In New Orleans Farkas also fell in with a group of street musicians and their ability to draw a crowd, and just as importantly if not more so, hold that crowd’s attention had a big impact on him. With the Wiyos he sees his role as an entertainer as much as an artist, although there’s artistry in coming up with new material in an old style.
“It was a few years after I got back from New Orleans that I met Parrish, down in the Lower East Side of Manhattan where the original Wiyos – the gang – roamed,” he says. “He had the Piedmont style of blues guitar picking that I’d heard in New Orleans under his fingers and we started writing songs together almost right away. We were two guys looking for similar partners in crime and writing original songs in an old-time style came quite naturally to us.”
Ellis left the band he co-formed just before the Wiyos made their second Celtic Connections appearance, in a double bill with another sometime New Orleans street musician, jazz singer Meschiya Lake, in 2012. The travelling musician’s life, Ellis had found, wasn’t for him but he had been literally instrumental in helping the band secure one of its defining experiences, the 2009 U.S. tour with Bob Dylan.
“That was awesome,” says Farkas. “We didn’t even know we were on Bob Dylan’s radar, although some people told us later that he’d been spinning our stuff on his radio show. Usually, the opening acts on his U.S. tours pay to play and apparently Bob hadn’t been happy with what he’d been hearing. We didn’t have the machinery behind us – or the finances – to buy ourselves onto a tour like that so it was great that the guy who organised the tour got to hear us and thought we’d fit. It was certainly a big thing for us. It got us in front of a whole new audience.”

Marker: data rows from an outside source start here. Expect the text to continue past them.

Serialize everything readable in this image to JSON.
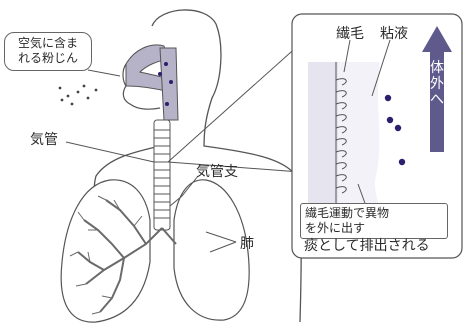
{
  "labels": {
    "airborne_dust": [
      "空気に含ま",
      "れる粉じん"
    ],
    "trachea": "気管",
    "bronchus": "気管支",
    "lung": "肺",
    "cilia": "繊毛",
    "mucus": "粘液",
    "out_of_body": "体外へ",
    "ciliary_movement": [
      "繊毛運動で異物",
      "を外に出す"
    ],
    "expelled_as_phlegm": "痰として排出される"
  },
  "colors": {
    "outline": "#555555",
    "airway_fill": "#b6b2c8",
    "mucus_dot": "#2a1f6e",
    "arrow": "#5f5a8c",
    "inset_bg": "#e6e5ef",
    "bronchial_tree": "#6a6a6a"
  }
}
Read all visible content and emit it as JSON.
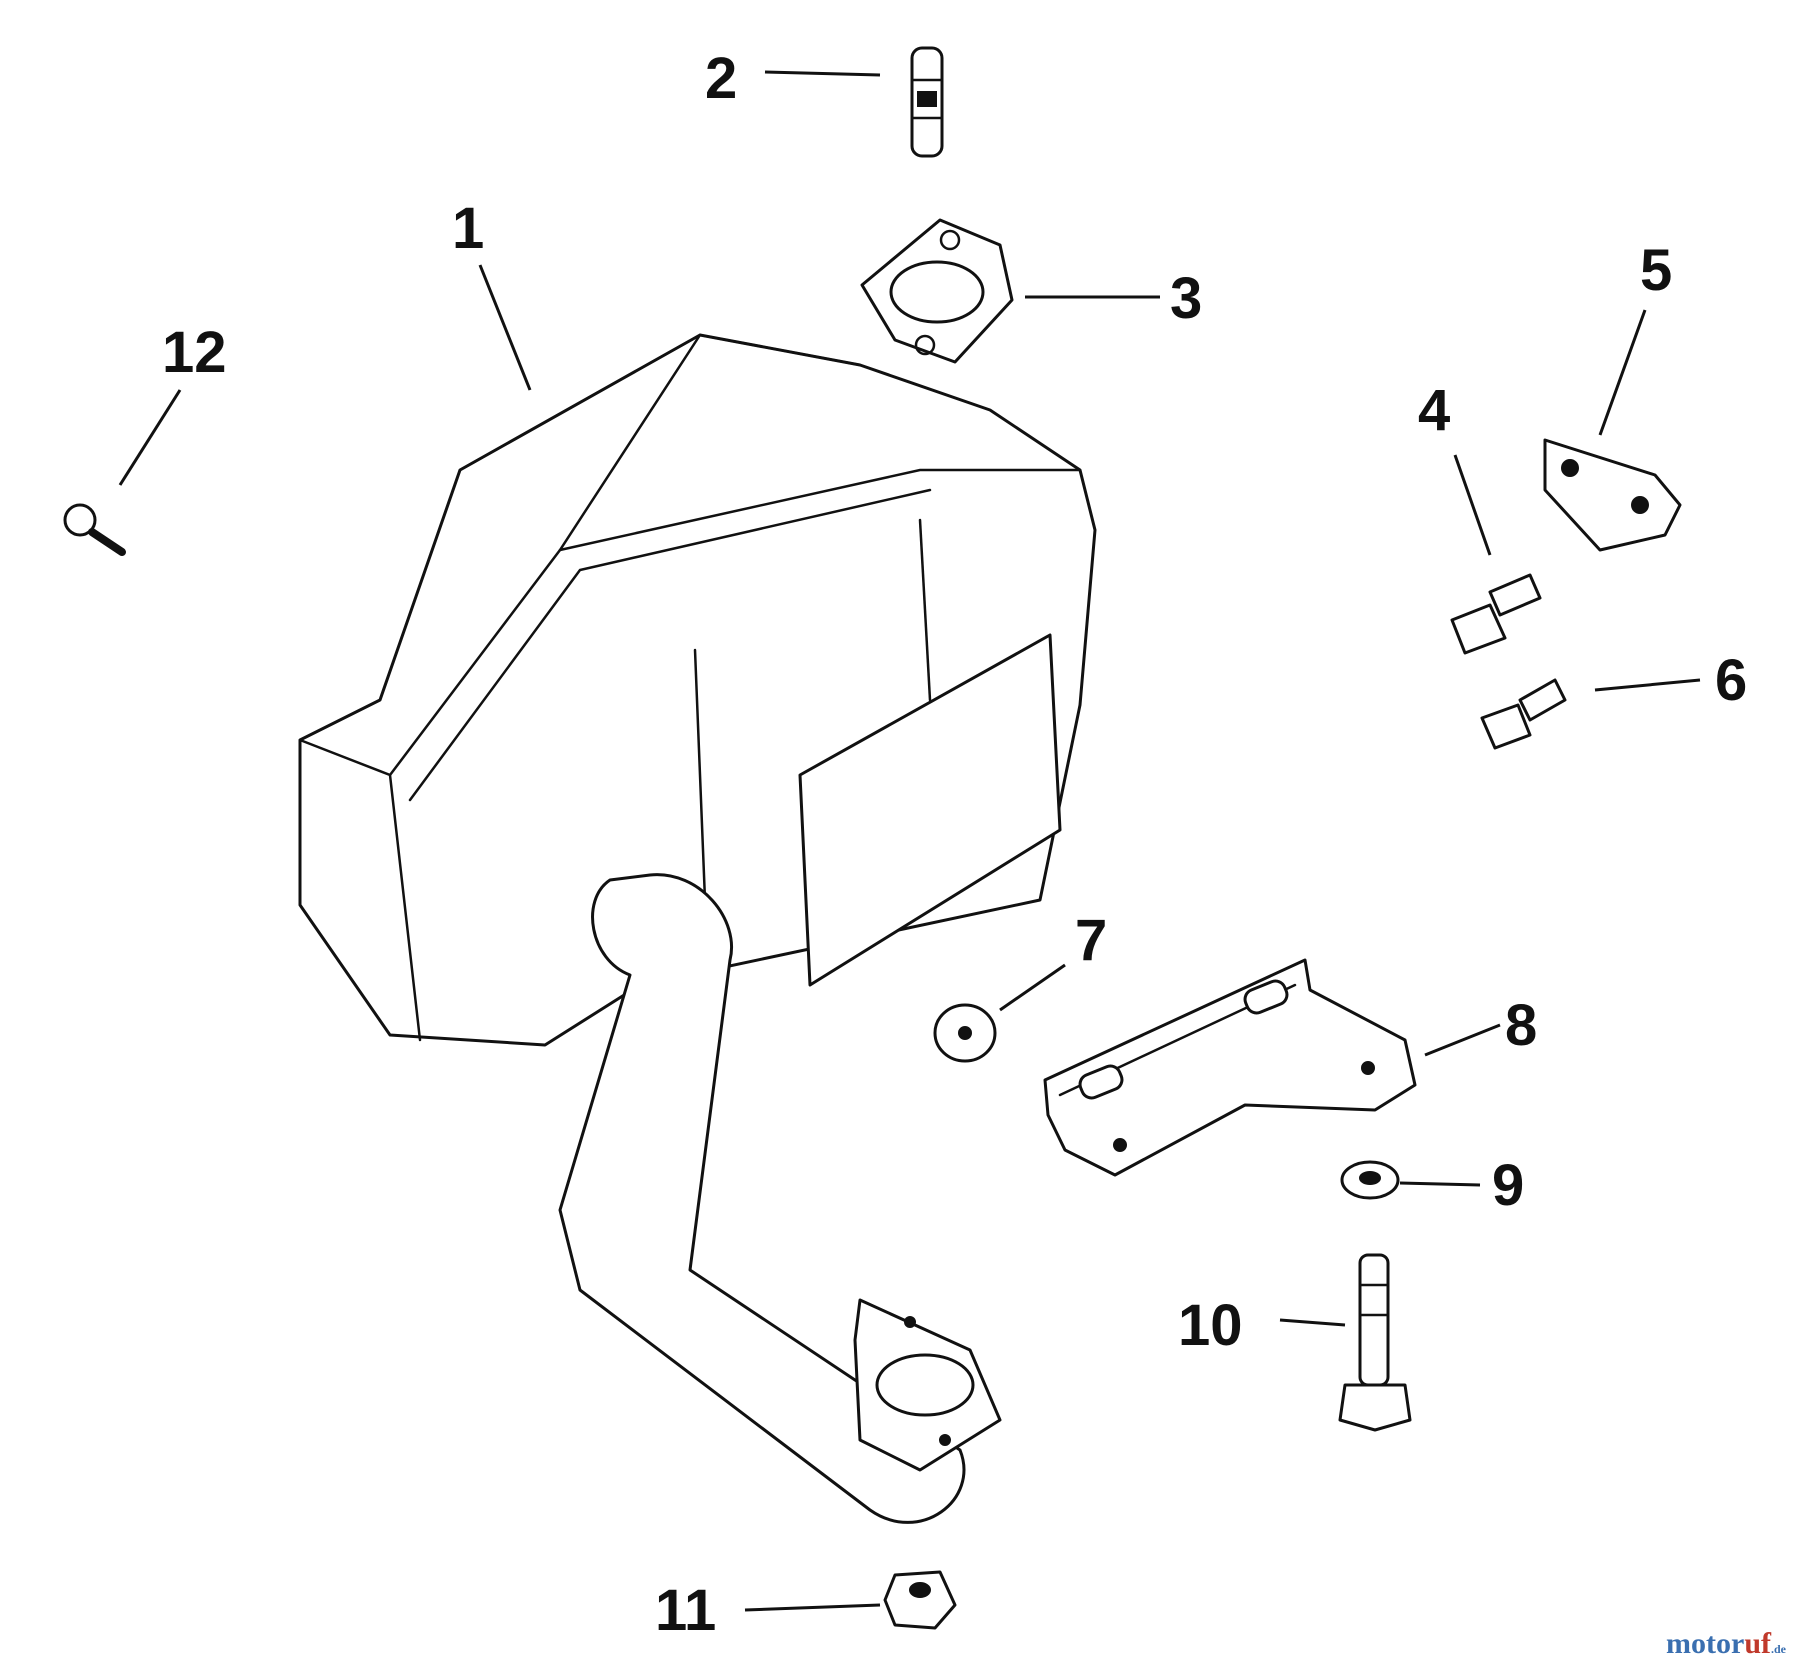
{
  "diagram": {
    "callouts": [
      "1",
      "2",
      "3",
      "4",
      "5",
      "6",
      "7",
      "8",
      "9",
      "10",
      "11",
      "12"
    ]
  },
  "watermark": {
    "part1": "motor",
    "part2": "uf",
    "part3": ".de"
  },
  "colors": {
    "ink": "#111111",
    "watermark_blue": "#3a6fb0",
    "watermark_red": "#c0392b"
  }
}
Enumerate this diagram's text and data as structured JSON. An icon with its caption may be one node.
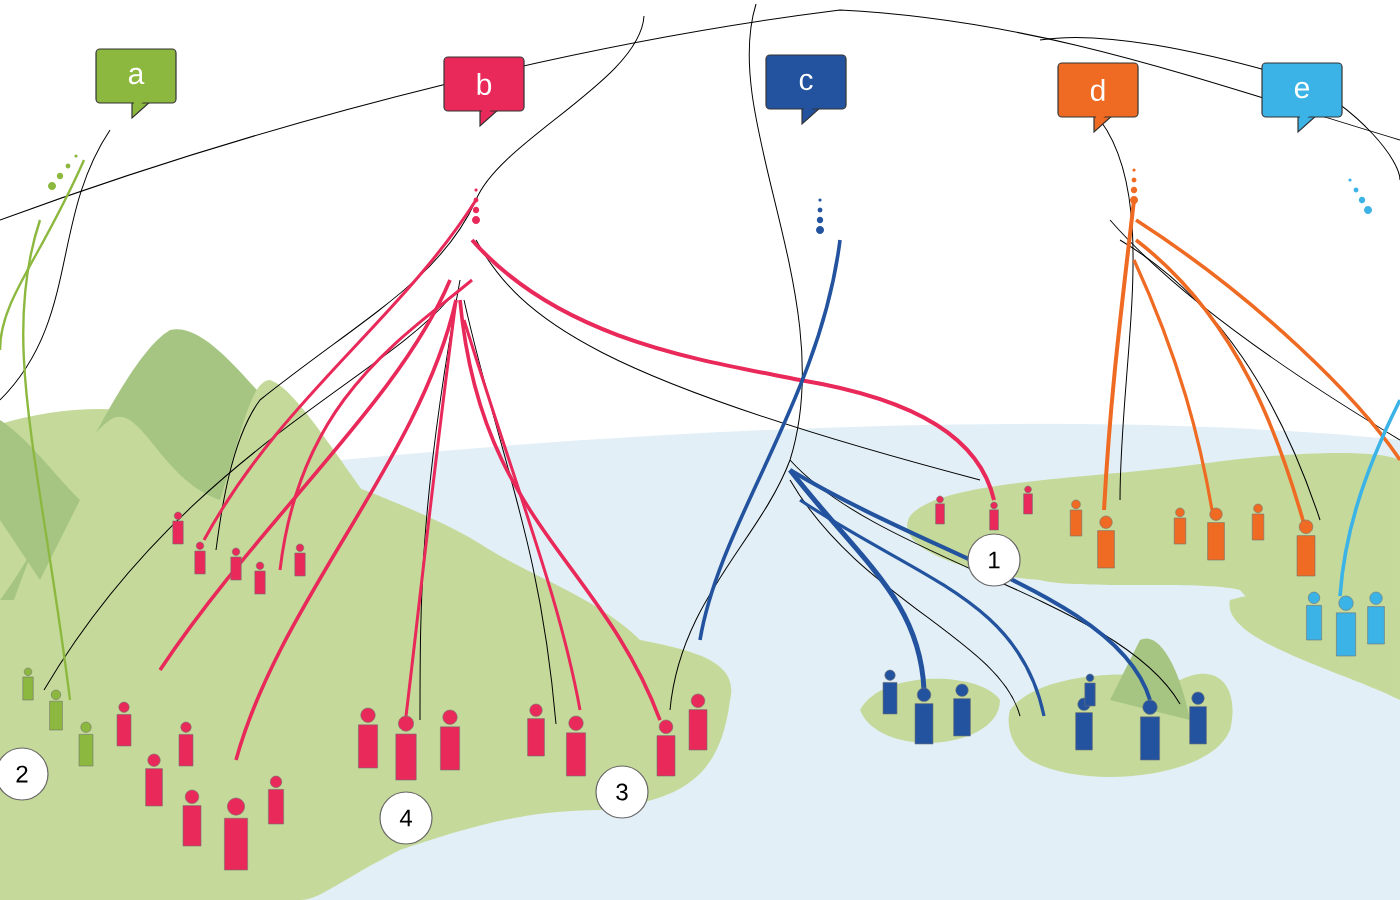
{
  "diagram": {
    "nodes": [
      {
        "text": [
          "a"
        ]
      },
      {
        "text": [
          "b"
        ]
      },
      {
        "text": [
          "c"
        ]
      },
      {
        "text": [
          "d"
        ]
      },
      {
        "text": [
          "e"
        ]
      },
      {
        "text": [
          "1"
        ]
      },
      {
        "text": [
          "2"
        ]
      },
      {
        "text": [
          "3"
        ]
      },
      {
        "text": [
          "4"
        ]
      }
    ]
  }
}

Now working as a trio - with guitarist Teddy Weber and bassist Seth Travins joining Farkas on a suitcaseful of instruments that “always gets customs officials interested” - the Wiyos are back playing in the rootsier style that made Seasick Steve a fan, too, after the more eclectic, more electric style of their Twist album.
“Twist was just a phase we went through,” says Farkas. “We wanted to try something different after losing Parrish but we’re back in the vaudeville era again and putting on a show. We don’t bring the kitchen sink with us in terms of all the instruments we could fly over but we’ll have enough to create the Wiyos sound.”